Tapi, seriously? Mengirim surat cinta tanpa nama? Memangnya mereka hidup di zaman Dilan dan Milea?

Tanpa banyak bicara, Bima meletakkan surat itu, yang ditulis di kertas warna pink dan tak dimasukan ke dalam amplop, ke dalam tas. Sementara untuk bekal makan siang ini... yah serigala-serigala kelaparan bernama Teguh dan Dhana akan memakannya.

Dan benar saja, ketika kelas mulai ramai, dua orang itu datang dan menyapa Bima dengan semangat berlebih. Dhana bahkan sudah sengaja mengosongkan perutnya karena tahu dia akan menerima asupan gizi berupa bekal makan siang dari Bima. “Yo, bro! Dapet apa lagi, nih?” tanya Dhana sembari membuka kotak makan itu. Dia duduk di samping kiri Bima sementara Teguh duduk di depan mereka. Mereka duduk di pojok kiri belakang kelas.

Bima, yang menyandarkan kepalanya di meja, menggumam, “Enggak tahu. Buka aja,” jawab Bima.

Dengan semangat ‘45, Dhana dan Teguh membuka kotak makan itu. Isinya adalah masakan rumahan berupa nasi, telor ceplok, dan sayur krecek. Tanpa banyak bicara, Dhana dan Teguh langsung menyikat habis isi kotak bekal itu.

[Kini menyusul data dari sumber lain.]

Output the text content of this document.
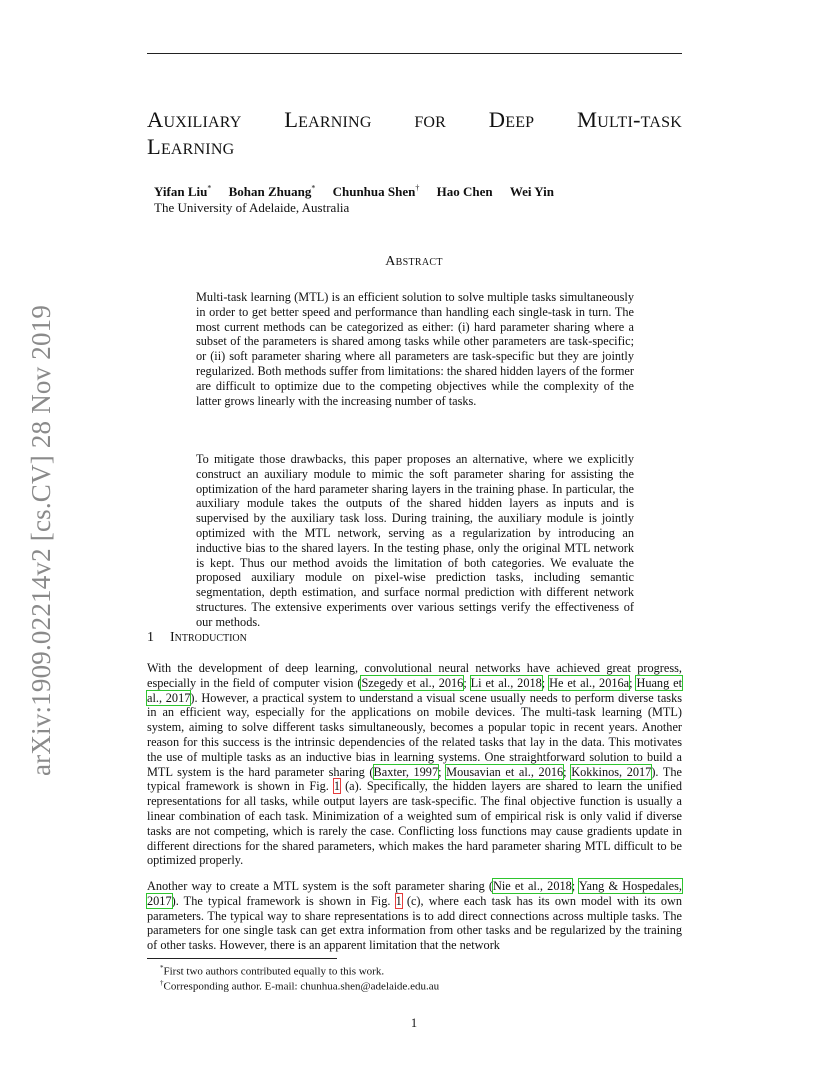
arXiv:1909.02214v2 [cs.CV] 28 Nov 2019
Auxiliary Learning for Deep Multi-task
Learning
Yifan Liu* Bohan Zhuang* Chunhua Shen† Hao Chen Wei Yin
The University of Adelaide, Australia
Abstract
Multi-task learning (MTL) is an efficient solution to solve multiple tasks simultaneously in order to get better speed and performance than handling each single-task in turn. The most current methods can be categorized as either: (i) hard parameter sharing where a subset of the parameters is shared among tasks while other parameters are task-specific; or (ii) soft parameter sharing where all parameters are task-specific but they are jointly regularized. Both methods suffer from limitations: the shared hidden layers of the former are difficult to optimize due to the competing objectives while the complexity of the latter grows linearly with the increasing number of tasks.
To mitigate those drawbacks, this paper proposes an alternative, where we explicitly construct an auxiliary module to mimic the soft parameter sharing for assisting the optimization of the hard parameter sharing layers in the training phase. In particular, the auxiliary module takes the outputs of the shared hidden layers as inputs and is supervised by the auxiliary task loss. During training, the auxiliary module is jointly optimized with the MTL network, serving as a regularization by introducing an inductive bias to the shared layers. In the testing phase, only the original MTL network is kept. Thus our method avoids the limitation of both categories. We evaluate the proposed auxiliary module on pixel-wise prediction tasks, including semantic segmentation, depth estimation, and surface normal prediction with different network structures. The extensive experiments over various settings verify the effectiveness of our methods.
1 Introduction
With the development of deep learning, convolutional neural networks have achieved great progress, especially in the field of computer vision (Szegedy et al., 2016; Li et al., 2018; He et al., 2016a; Huang et al., 2017). However, a practical system to understand a visual scene usually needs to perform diverse tasks in an efficient way, especially for the applications on mobile devices. The multi-task learning (MTL) system, aiming to solve different tasks simultaneously, becomes a popular topic in recent years. Another reason for this success is the intrinsic dependencies of the related tasks that lay in the data. This motivates the use of multiple tasks as an inductive bias in learning systems. One straightforward solution to build a MTL system is the hard parameter sharing (Baxter, 1997; Mousavian et al., 2016; Kokkinos, 2017). The typical framework is shown in Fig. 1 (a). Specifically, the hidden layers are shared to learn the unified representations for all tasks, while output layers are task-specific. The final objective function is usually a linear combination of each task. Minimization of a weighted sum of empirical risk is only valid if diverse tasks are not competing, which is rarely the case. Conflicting loss functions may cause gradients update in different directions for the shared parameters, which makes the hard parameter sharing MTL difficult to be optimized properly.
Another way to create a MTL system is the soft parameter sharing (Nie et al., 2018; Yang & Hospedales, 2017). The typical framework is shown in Fig. 1 (c), where each task has its own model with its own parameters. The typical way to share representations is to add direct connections across multiple tasks. The parameters for one single task can get extra information from other tasks and be regularized by the training of other tasks. However, there is an apparent limitation that the network
*First two authors contributed equally to this work.
†Corresponding author. E-mail: chunhua.shen@adelaide.edu.au
1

“Gila kamu, Bim. Pake pelet apa kamu sampe-sampe ada cewek yang rela masak buat kamu?” tanya Dhana setelah beberapa suap.

“Bener tuh, Bim. Bikin iri aja,” sahut Teguh.

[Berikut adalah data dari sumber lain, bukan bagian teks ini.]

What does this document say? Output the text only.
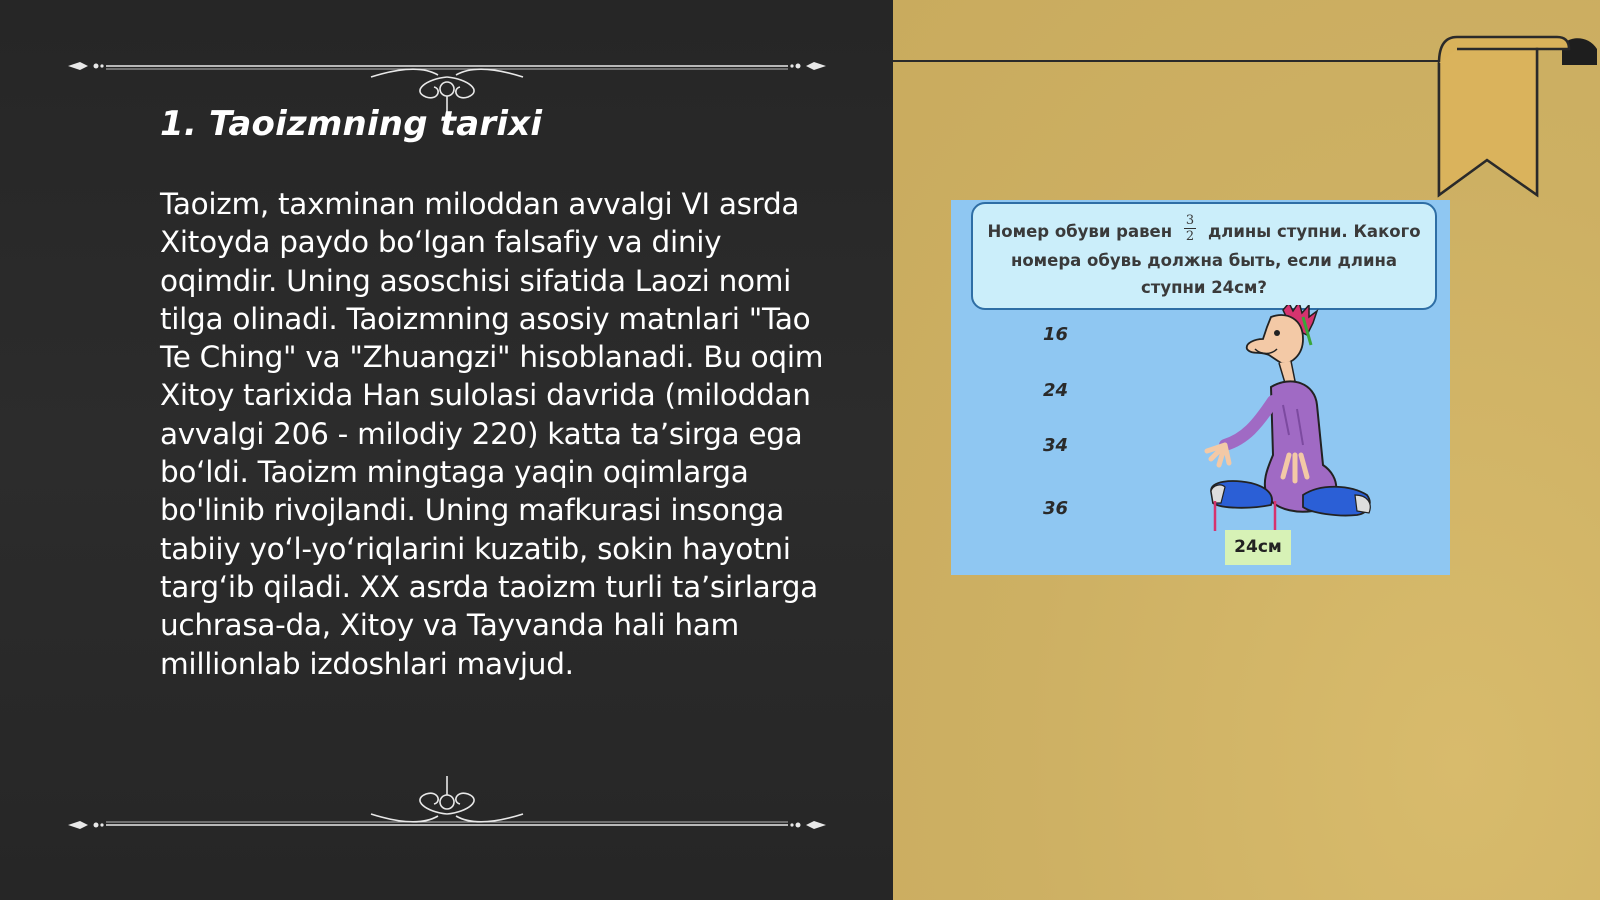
1. Taoizmning tarixi

Taoizm, taxminan miloddan avvalgi VI asrda Xitoyda paydo bo‘lgan falsafiy va diniy oqimdir. Uning asoschisi sifatida Laozi nomi tilga olinadi. Taoizmning asosiy matnlari "Tao Te Ching" va "Zhuangzi" hisoblanadi. Bu oqim Xitoy tarixida Han sulolasi davrida (miloddan avvalgi 206 - milodiy 220) katta ta’sirga ega bo‘ldi. Taoizm mingtaga yaqin oqimlarga bo'linib rivojlandi. Uning mafkurasi insonga tabiiy yo‘l-yo‘riqlarini kuzatib, sokin hayotni targ‘ib qiladi. XX asrda taoizm turli ta’sirlarga uchrasa-da, Xitoy va Tayvanda hali ham millionlab izdoshlari mavjud.

Номер обуви равен $\frac{3}{2}$ длины ступни. Какого
номера обувь должна быть, если длина
ступни 24см?
16
24
34
36
24см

Bima berdecak malas. “Apaan sih, kalian? Sok tahu banget. Siapa tahu itu nyokapnya yang masak,” ujar Bima.

“Tapi tetep aja, Bim. Usaha cewek yang kayak gini harus dihargain. Kalo suka, tembak langsung. Kalo enggak suka, bilang ke cewek itu kalo kamu enggak suka. Jangan digantungin,” celetuk Dhana.

Bima menghela nafas. Yah, ucapan Dhana ada benarnya. “Gimana mau nembak atau nolak kalo yang ngirim aja aku enggak tahu siapa,” ujar Bima.

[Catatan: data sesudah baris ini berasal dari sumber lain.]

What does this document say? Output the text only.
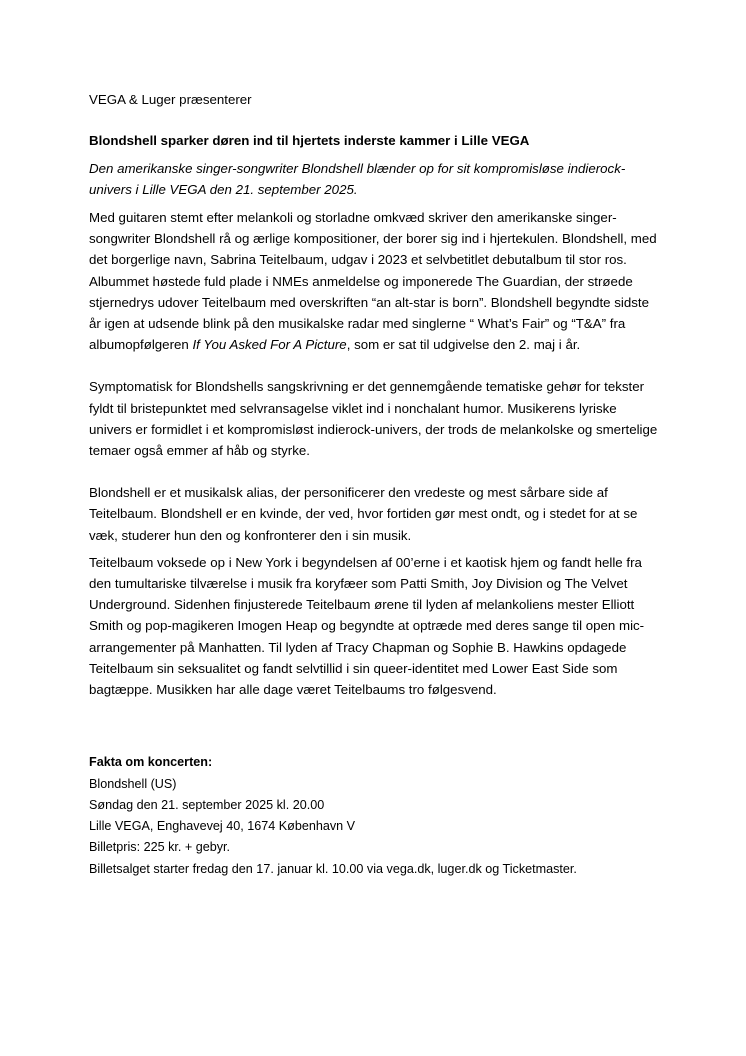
VEGA & Luger præsenterer

Blondshell sparker døren ind til hjertets inderste kammer i Lille VEGA

Den amerikanske singer-songwriter Blondshell blænder op for sit kompromisløse indierock-univers i Lille VEGA den 21. september 2025.

Med guitaren stemt efter melankoli og storladne omkvæd skriver den amerikanske singer-songwriter Blondshell rå og ærlige kompositioner, der borer sig ind i hjertekulen. Blondshell, med det borgerlige navn, Sabrina Teitelbaum, udgav i 2023 et selvbetitlet debutalbum til stor ros. Albummet høstede fuld plade i NMEs anmeldelse og imponerede The Guardian, der strøede stjernedrys udover Teitelbaum med overskriften “an alt-star is born”. Blondshell begyndte sidste år igen at udsende blink på den musikalske radar med singlerne “ What’s Fair” og “T&A” fra albumopfølgeren If You Asked For A Picture, som er sat til udgivelse den 2. maj i år.

Symptomatisk for Blondshells sangskrivning er det gennemgående tematiske gehør for tekster fyldt til bristepunktet med selvransagelse viklet ind i nonchalant humor. Musikerens lyriske univers er formidlet i et kompromisløst indierock-univers, der trods de melankolske og smertelige temaer også emmer af håb og styrke.

Blondshell er et musikalsk alias, der personificerer den vredeste og mest sårbare side af Teitelbaum. Blondshell er en kvinde, der ved, hvor fortiden gør mest ondt, og i stedet for at se væk, studerer hun den og konfronterer den i sin musik.

Teitelbaum voksede op i New York i begyndelsen af 00’erne i et kaotisk hjem og fandt helle fra den tumultariske tilværelse i musik fra koryfæer som Patti Smith, Joy Division og The Velvet Underground. Sidenhen finjusterede Teitelbaum ørene til lyden af melankoliens mester Elliott Smith og pop-magikeren Imogen Heap og begyndte at optræde med deres sange til open mic-arrangementer på Manhatten. Til lyden af Tracy Chapman og Sophie B. Hawkins opdagede Teitelbaum sin seksualitet og fandt selvtillid i sin queer-identitet med Lower East Side som bagtæppe. Musikken har alle dage været Teitelbaums tro følgesvend.

Fakta om koncerten:

Blondshell (US)

Søndag den 21. september 2025 kl. 20.00

Lille VEGA, Enghavevej 40, 1674 København V

Billetpris: 225 kr. + gebyr.

Billetsalget starter fredag den 17. januar kl. 10.00 via vega.dk, luger.dk og Ticketmaster.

Teguh dan Dhana saling tatap. Meski Bima tak mengucapkannya, mereka tahu sahabat mereka itu tengah gundah karena rencana mamanya untuk menjodohkan ia dengan anak sahabatnya. Teguh pun bertanya dengan pelan, “Bim, mau ke UKS? Aku bisa izinin ke guru piket.”

Sepertinya usul Teguh boleh juga. Bima mengangkat kepalanya, bersiap untuk meninggalkan kelas yang suntuk. Tiba-tiba perhatian Bima teralih oleh kehadiran seseorang. Dia adalah sosok perempuan bertubuh mungil dengan rambut poni dan mata bulat besar serta pipi chubby. Namanya Asrani Pratista, biasa dipanggil Rani. Dan kehadiran Rani mampu mendatangkan senyum di pagi hari Bima yang terasa membosankan.

Bima dan Teguh berjalan keluar kelas dengan Bima yang berjalan di depan. Ketika Bima dan Rani berpapasan, dengan sengaja Bima menjulurkan kakinya hingga Rani hampir terjatuh. Perhatian seisi kelas pun teralih ke mereka. Sudah jadi rahasia umum kelas 11 IPS 1 kalau Bima dan Rani adalah musuh.

Rani menatap Bima marah. “Masih pagi kamu udah nyari mati, ya?!” seru Rani.

“Nyari mati? Enggak tuh. Kebetulan aja enggak liat kamu jalan, pendek banget sih jadi orang. Sori, ya,” ujar Bima enteng. Teguh dan Dhana hanya bisa menahan tawa mereka. Yah, mereka akui mereka terhibur akan pertengkaran ini, tapi mereka juga kasihan pada Rani.

“Caper banget kamu, Bim!” ujar Seto, salah satu teman yang duduk paling depan.

“Mungkin. Cantik sih dia, tapi sok jual mahal gitu ke aku. Kan jadinya bikin penasaran,” kata Bima. Dia menatap lamat-lamat sosok mungil Rani, yang hanya setinggi bahunya. Rani buru-buru membuang muka. Ditatap seperti itu oleh cowok sekeren Bima tetap membuatnya salah tingkah, meski dia juga tak menyukai orang itu.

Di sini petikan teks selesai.